1939 play by George S. Kaufman and Moss Hart

The American Way is a play by American playwrights George S. Kaufman and Moss Hart.

== Production ==
The original Broadway production of The American Way opened at the Center Theatre on January 21, 1939, in a production produced by Sam H. Harris and Max Gordon. It was directed by Kaufman and designed by Donald Oenslager (sets), Irene Sharaff (costumes), and Hassard Short (lights).

Husband and wife actors Fredric March and Florence Eldridge starred as Martin and Irma Gunther. Dick Van Patten had a role as Martin's grandson, Karl, at age 9; David Wayne played an adult version of the same character.
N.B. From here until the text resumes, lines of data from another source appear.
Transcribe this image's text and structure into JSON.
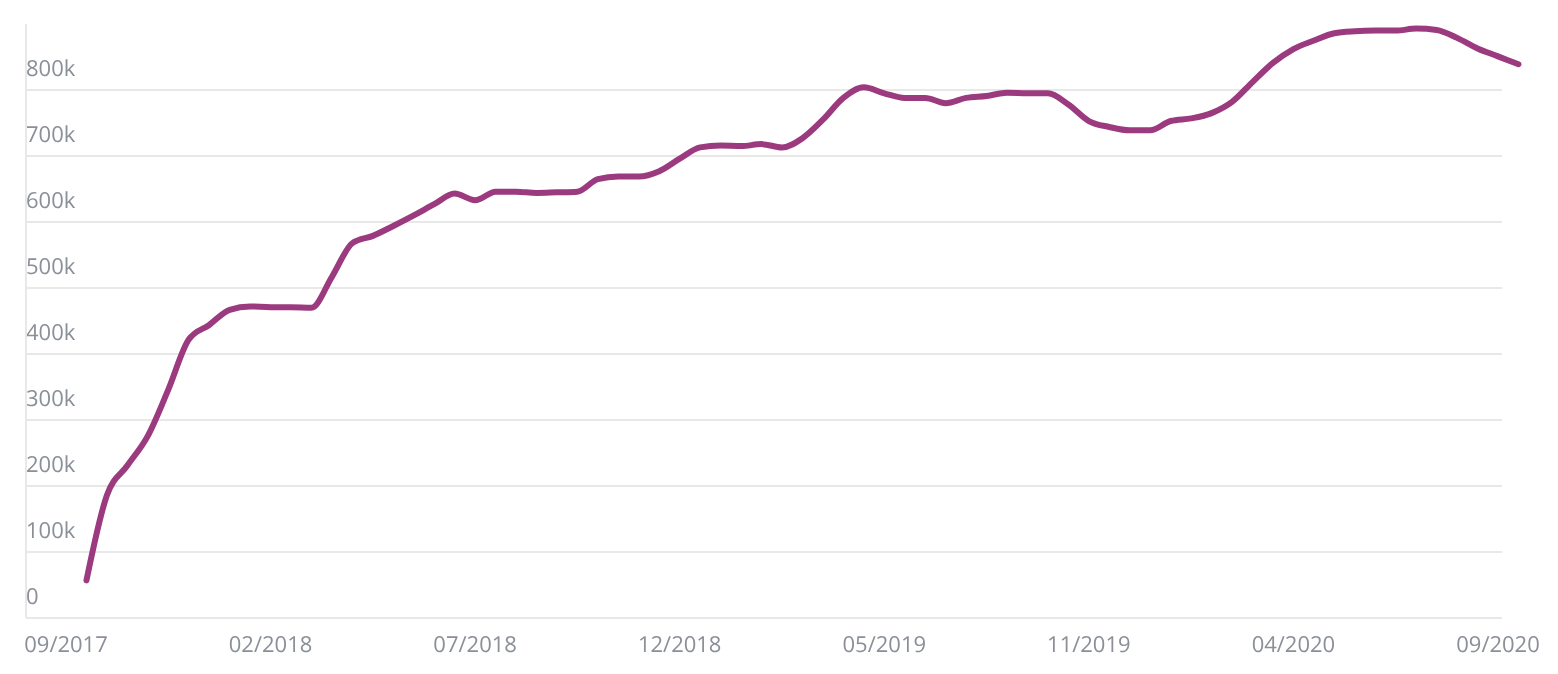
{
  "chart_data": {
    "type": "line",
    "categories": [
      "09/2017",
      null,
      null,
      null,
      null,
      null,
      null,
      null,
      null,
      null,
      "02/2018",
      null,
      null,
      null,
      null,
      null,
      null,
      null,
      null,
      null,
      "07/2018",
      null,
      null,
      null,
      null,
      null,
      null,
      null,
      null,
      null,
      "12/2018",
      null,
      null,
      null,
      null,
      null,
      null,
      null,
      null,
      null,
      "05/2019",
      null,
      null,
      null,
      null,
      null,
      null,
      null,
      null,
      null,
      "11/2019",
      null,
      null,
      null,
      null,
      null,
      null,
      null,
      null,
      null,
      "04/2020",
      null,
      null,
      null,
      null,
      null,
      null,
      null,
      null,
      null,
      "09/2020",
      null
    ],
    "series": [
      {
        "color": "#9b3a7e",
        "values": [
          null,
          57000,
          186000,
          231000,
          276000,
          346000,
          422000,
          444000,
          467000,
          472000,
          471000,
          471000,
          470000,
          517000,
          568000,
          579000,
          594000,
          610000,
          627000,
          643000,
          633000,
          646000,
          646000,
          644000,
          645000,
          646000,
          665000,
          669000,
          669000,
          677000,
          696000,
          713000,
          716000,
          715000,
          718000,
          713000,
          727000,
          755000,
          788000,
          804000,
          795000,
          788000,
          788000,
          780000,
          788000,
          791000,
          796000,
          795000,
          795000,
          778000,
          753000,
          744000,
          739000,
          739000,
          753000,
          757000,
          765000,
          782000,
          812000,
          841000,
          862000,
          875000,
          886000,
          889000,
          890000,
          890000,
          893000,
          891000,
          879000,
          863000,
          851000,
          839000
        ]
      }
    ],
    "yticks": [
      {
        "value": 0,
        "label": "0"
      },
      {
        "value": 100000,
        "label": "100k"
      },
      {
        "value": 200000,
        "label": "200k"
      },
      {
        "value": 300000,
        "label": "300k"
      },
      {
        "value": 400000,
        "label": "400k"
      },
      {
        "value": 500000,
        "label": "500k"
      },
      {
        "value": 600000,
        "label": "600k"
      },
      {
        "value": 700000,
        "label": "700k"
      },
      {
        "value": 800000,
        "label": "800k"
      }
    ],
    "ylim": [
      0,
      900000
    ],
    "grid": "y",
    "marker": "none",
    "line_style": "solid"
  }
}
This production made Scott McKay's debut in appearing in Broadway plays.

The American Way closed in June 1939, after 164 performances, and reopened July 17, playing for an additional 80 performances before closing permanently on September 23, 1939.

== Critical response ==
In his review for The New York Times, Brooks Atkinson called The American Way "a wide, handsome, densely populated cavalcade of American lore and democratic philosophy." He admitted that "it has some leaden moments, particularly in the second act, when the material is a little flimsy and the story-telling less firmly directed," but concluded that the play "shines like a good deed in a naughty world and also like a handsomely bedizened show."

The unsigned Variety review described the play as "a patriotic display that's stirring if taken in the mood of its writing," and said that it "belongs and will likely be an extra attraction for the World's Fair crowds."